Sanding that bevel also meant messing up that nice micro layer I added before, but no worry, it’s going to get replaced:

Next was final-prepping the covers. The backside has a layer of clear packing tape, while the front is protected by electrical tape – this will protect the covers when I’m contour-sanding this later on. Finally, I wrapped I’ve layers of tape around the edge of each cover, then carefully trimmed off the excess on the backside. I left the excess on the front, figuring it would provide a nice surface to push the filler up against:

After that, it was pretty much repeating the previous procedure; wiping micro around the edges of the openings, then installing the taped-up covers. This time, to accommodate the contour sanding, I added more micro around the perimeter, pushed up against that extra tape. Like any good application of filler, the immediate aftermath looks awful. I’ve come to accept that this is just the way it is:

One thing I’ve learned to make the micro mess a little better is ti wait about half an hour, then use a gloved finger to pack the filler down and smooth it out a bit. This makes things a little easier for sanding, and also allows me to fine-tune the distribution of the stuff. When the filler is fresh, there comes a point where the more I try to spread it, the more it just adheres to the popsicle stick I’m using and makes things worse. But once it’s set up just a bit, I can move it around with a little more finesse.

Another item I’ve been poking at this week is the oil door, which will be the next item to address. I’ve always intended to go with a hidden hinge – a fairly common modification – but for some reason I had the idea in my head to fabricate my own instead of just buying the $40 unit from Spruce. For once, I did the smart thing here – I started drawing up a design for my own hinge, trying to figure out the geometry, then after about half an hour realized that this was a dumb thing to burn a lot of extra time on. Prefab hidden hinge it is!

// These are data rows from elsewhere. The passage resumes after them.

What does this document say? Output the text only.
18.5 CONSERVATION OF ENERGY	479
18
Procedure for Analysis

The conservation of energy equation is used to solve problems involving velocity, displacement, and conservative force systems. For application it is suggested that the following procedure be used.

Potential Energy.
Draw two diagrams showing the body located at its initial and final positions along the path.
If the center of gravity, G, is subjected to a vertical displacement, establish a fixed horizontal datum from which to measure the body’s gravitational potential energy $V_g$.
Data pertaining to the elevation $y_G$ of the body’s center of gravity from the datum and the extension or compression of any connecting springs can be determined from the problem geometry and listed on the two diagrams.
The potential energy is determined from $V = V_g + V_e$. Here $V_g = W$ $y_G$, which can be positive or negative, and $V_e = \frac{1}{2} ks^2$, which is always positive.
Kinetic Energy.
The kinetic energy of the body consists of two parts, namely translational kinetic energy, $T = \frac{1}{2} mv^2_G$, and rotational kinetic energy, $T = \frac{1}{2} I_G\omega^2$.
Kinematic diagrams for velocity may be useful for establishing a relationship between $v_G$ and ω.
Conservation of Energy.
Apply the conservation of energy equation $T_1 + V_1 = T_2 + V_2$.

The other oil door consideration is how to latch the door. The plans method is just a couple quarter-turn fasteners, which I don’t like at all. I’d been considering using Hartwell latches, or the common push-button Camlock type seen on a lot of certified aircraft. But after doing some research and poking around, I’ve decided to go with a hidden latch as well. I got the idea from this build log and I like the simplicity. It uses simple piano hinge halves, with a Bowden cable acting as the hinge pin. The cable extends to the town inlet up front, and the door is unlatched by simply pulling the cable out about 6”.

This approach means I don’t have to make careful cutouts in the door for a latch system, in addition to making things look nice and slick with no visible hardware. I also like that it’s pretty fail-safe – an oil door that gets stuck closed is a big problem, because removing the cowl requires reaching in through the oil door to pull cowl pins. Some of the other, more complex hidden-latch setups would make me concerned about a possible failure becoming a real annoyance. The cable setup should be pretty bulletproof.